E os planos da empresa são ambiciosos; a companhia está construindo mil das chamadas “Clínicas de um Minuto” na China – essas clínicas são como pequenos quiosques e funcionam ininterruptamente.

Mais de duas mil doenças comuns, com seus sintomas, diagnósticos e tratamentos estão no banco de dados do software usado pela Ping An Good Doctor. O sistema identifica a doença e indica o tratamento mais adequado a partir de uma análise do quadro do paciente, tudo isso em 60 segundos.

Em caso de necessidade de medicação, as unidades contam com 100 categorias de remédios estocados.
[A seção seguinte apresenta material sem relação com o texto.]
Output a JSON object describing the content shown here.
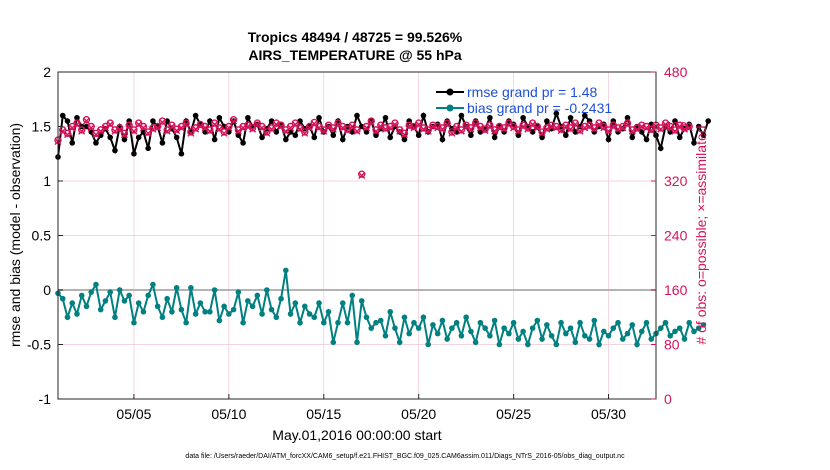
{
  "chart_data": {
    "type": "line",
    "title": "Tropics 48494 / 48725 = 99.526%",
    "subtitle": "AIRS_TEMPERATURE @ 55 hPa",
    "xlabel": "May.01,2016 00:00:00 start",
    "ylabel": "rmse and bias (model - observation)",
    "y2label": "# of obs: o=possible; ×=assimilated",
    "xlim": [
      1,
      32.5
    ],
    "ylim": [
      -1,
      2
    ],
    "y2lim": [
      0,
      480
    ],
    "x_ticks": [
      5,
      10,
      15,
      20,
      25,
      30
    ],
    "x_tick_labels": [
      "05/05",
      "05/10",
      "05/15",
      "05/20",
      "05/25",
      "05/30"
    ],
    "y_ticks": [
      -1,
      -0.5,
      0,
      0.5,
      1,
      1.5,
      2
    ],
    "y_tick_labels": [
      "-1",
      "-0.5",
      "0",
      "0.5",
      "1",
      "1.5",
      "2"
    ],
    "y2_ticks": [
      0,
      80,
      160,
      240,
      320,
      400,
      480
    ],
    "y2_tick_labels": [
      "0",
      "80",
      "160",
      "240",
      "320",
      "400",
      "480"
    ],
    "zero_line": 0,
    "legend": {
      "placement": "top-right",
      "entries": [
        "rmse grand pr = 1.48",
        "bias grand pr = -0.2431"
      ]
    },
    "series": [
      {
        "name": "rmse",
        "axis": "left",
        "color": "#000000",
        "x_start": 1.0,
        "x_step": 0.25,
        "values": [
          1.22,
          1.6,
          1.55,
          1.35,
          1.58,
          1.5,
          1.5,
          1.45,
          1.35,
          1.42,
          1.48,
          1.4,
          1.28,
          1.5,
          1.38,
          1.55,
          1.25,
          1.4,
          1.45,
          1.3,
          1.55,
          1.5,
          1.35,
          1.55,
          1.48,
          1.4,
          1.25,
          1.55,
          1.45,
          1.6,
          1.52,
          1.45,
          1.55,
          1.38,
          1.58,
          1.5,
          1.45,
          1.55,
          1.42,
          1.35,
          1.58,
          1.5,
          1.52,
          1.4,
          1.48,
          1.55,
          1.45,
          1.52,
          1.38,
          1.45,
          1.42,
          1.55,
          1.48,
          1.5,
          1.4,
          1.58,
          1.45,
          1.5,
          1.42,
          1.55,
          1.38,
          1.5,
          1.45,
          1.6,
          1.5,
          1.45,
          1.55,
          1.42,
          1.48,
          1.58,
          1.4,
          1.5,
          1.45,
          1.38,
          1.55,
          1.5,
          1.42,
          1.6,
          1.45,
          1.5,
          1.52,
          1.38,
          1.55,
          1.48,
          1.45,
          1.6,
          1.5,
          1.42,
          1.55,
          1.45,
          1.48,
          1.58,
          1.4,
          1.5,
          1.45,
          1.55,
          1.52,
          1.42,
          1.58,
          1.5,
          1.45,
          1.5,
          1.4,
          1.55,
          1.48,
          1.62,
          1.5,
          1.42,
          1.58,
          1.45,
          1.5,
          1.6,
          1.55,
          1.45,
          1.5,
          1.52,
          1.38,
          1.55,
          1.45,
          1.48,
          1.58,
          1.4,
          1.5,
          1.45,
          1.38,
          1.52,
          1.42,
          1.3,
          1.5,
          1.45,
          1.55,
          1.4,
          1.48,
          1.52,
          1.35,
          1.5,
          1.42,
          1.55
        ]
      },
      {
        "name": "bias",
        "axis": "left",
        "color": "#008080",
        "x_start": 1.0,
        "x_step": 0.25,
        "values": [
          -0.03,
          -0.08,
          -0.25,
          -0.12,
          -0.22,
          -0.05,
          -0.15,
          -0.02,
          0.05,
          -0.18,
          -0.1,
          -0.02,
          -0.25,
          0.0,
          -0.1,
          -0.05,
          -0.3,
          -0.12,
          -0.2,
          -0.05,
          0.05,
          -0.15,
          -0.25,
          -0.08,
          -0.2,
          0.02,
          -0.18,
          -0.3,
          0.02,
          -0.22,
          -0.12,
          -0.2,
          -0.2,
          0.0,
          -0.28,
          -0.15,
          -0.22,
          -0.18,
          -0.02,
          -0.3,
          -0.1,
          -0.15,
          -0.05,
          -0.22,
          0.0,
          -0.18,
          -0.25,
          -0.08,
          0.18,
          -0.22,
          -0.12,
          -0.3,
          -0.15,
          -0.22,
          -0.25,
          -0.12,
          -0.3,
          -0.2,
          -0.48,
          -0.3,
          -0.12,
          -0.3,
          -0.05,
          -0.48,
          -0.1,
          -0.25,
          -0.35,
          -0.3,
          -0.28,
          -0.42,
          -0.2,
          -0.35,
          -0.48,
          -0.25,
          -0.4,
          -0.3,
          -0.35,
          -0.25,
          -0.5,
          -0.32,
          -0.4,
          -0.28,
          -0.45,
          -0.35,
          -0.3,
          -0.42,
          -0.25,
          -0.38,
          -0.48,
          -0.3,
          -0.35,
          -0.42,
          -0.28,
          -0.5,
          -0.35,
          -0.4,
          -0.3,
          -0.45,
          -0.38,
          -0.5,
          -0.35,
          -0.28,
          -0.45,
          -0.32,
          -0.42,
          -0.5,
          -0.3,
          -0.4,
          -0.35,
          -0.48,
          -0.3,
          -0.42,
          -0.45,
          -0.28,
          -0.5,
          -0.38,
          -0.42,
          -0.35,
          -0.3,
          -0.45,
          -0.4,
          -0.32,
          -0.5,
          -0.38,
          -0.3,
          -0.45,
          -0.4,
          -0.35,
          -0.3,
          -0.42,
          -0.38,
          -0.35,
          -0.45,
          -0.3,
          -0.38,
          -0.35,
          -0.32
        ]
      },
      {
        "name": "obs possible",
        "axis": "right",
        "color": "#d4145a",
        "x_start": 1.0,
        "x_step": 0.25,
        "values": [
          380,
          395,
          390,
          400,
          405,
          395,
          410,
          400,
          390,
          395,
          400,
          405,
          395,
          398,
          390,
          402,
          395,
          405,
          400,
          392,
          398,
          400,
          408,
          395,
          402,
          396,
          400,
          405,
          392,
          398,
          403,
          400,
          395,
          405,
          398,
          392,
          400,
          410,
          395,
          400,
          402,
          398,
          405,
          400,
          392,
          398,
          405,
          402,
          395,
          400,
          405,
          398,
          392,
          400,
          406,
          400,
          395,
          402,
          398,
          405,
          400,
          396,
          402,
          395,
          330,
          400,
          408,
          395,
          402,
          398,
          400,
          405,
          395,
          390,
          402,
          400,
          405,
          398,
          395,
          402,
          400,
          398,
          405,
          392,
          400,
          395,
          402,
          398,
          405,
          400,
          396,
          402,
          395,
          400,
          398,
          405,
          400,
          395,
          402,
          398,
          405,
          400,
          392,
          398,
          402,
          400,
          396,
          402,
          398,
          405,
          395,
          400,
          402,
          398,
          405,
          400,
          395,
          402,
          398,
          400,
          405,
          395,
          398,
          402,
          400,
          396,
          402,
          398,
          405,
          400,
          395,
          402,
          398,
          400
        ]
      },
      {
        "name": "obs assimilated",
        "axis": "right",
        "color": "#d4145a",
        "x_start": 1.0,
        "x_step": 0.25,
        "values": [
          378,
          393,
          388,
          398,
          403,
          393,
          408,
          398,
          388,
          393,
          398,
          403,
          393,
          396,
          388,
          400,
          393,
          403,
          398,
          390,
          396,
          398,
          406,
          393,
          400,
          394,
          398,
          403,
          390,
          396,
          401,
          398,
          393,
          403,
          396,
          390,
          398,
          408,
          393,
          398,
          400,
          396,
          403,
          398,
          390,
          396,
          403,
          400,
          393,
          398,
          403,
          396,
          390,
          398,
          404,
          398,
          393,
          400,
          396,
          403,
          398,
          394,
          400,
          393,
          328,
          398,
          406,
          393,
          400,
          396,
          398,
          403,
          393,
          388,
          400,
          398,
          403,
          396,
          393,
          400,
          398,
          396,
          403,
          390,
          398,
          393,
          400,
          396,
          403,
          398,
          394,
          400,
          393,
          398,
          396,
          403,
          398,
          393,
          400,
          396,
          403,
          398,
          390,
          396,
          400,
          398,
          394,
          400,
          396,
          403,
          393,
          398,
          400,
          396,
          403,
          398,
          393,
          400,
          396,
          398,
          403,
          393,
          396,
          400,
          398,
          394,
          400,
          396,
          403,
          398,
          393,
          400,
          396,
          398
        ]
      }
    ]
  },
  "footnote": "data file: /Users/raeder/DAI/ATM_forcXX/CAM6_setup/f.e21.FHIST_BGC.f09_025.CAM6assim.011/Diags_NTrS_2016-05/obs_diag_output.nc"
}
E não é preciso se preocupar se a medicação estiver indisponível: o paciente pode encomendá-la pelo aplicativo da Ping An Good Doctor.

Segundo a empresa, seu software foi desenvolvido por médicos em conjunto com mais de 200 especialistas em inteligência artificial, e que depois da consulta, um médico experiente, remotamente, entra em contato com o paciente para dar recomendações complementares e verificar a correção do diagnóstico.

Mas fica uma dúvida: se você tivesse outra opção, iria a uma Clínica de um Minuto?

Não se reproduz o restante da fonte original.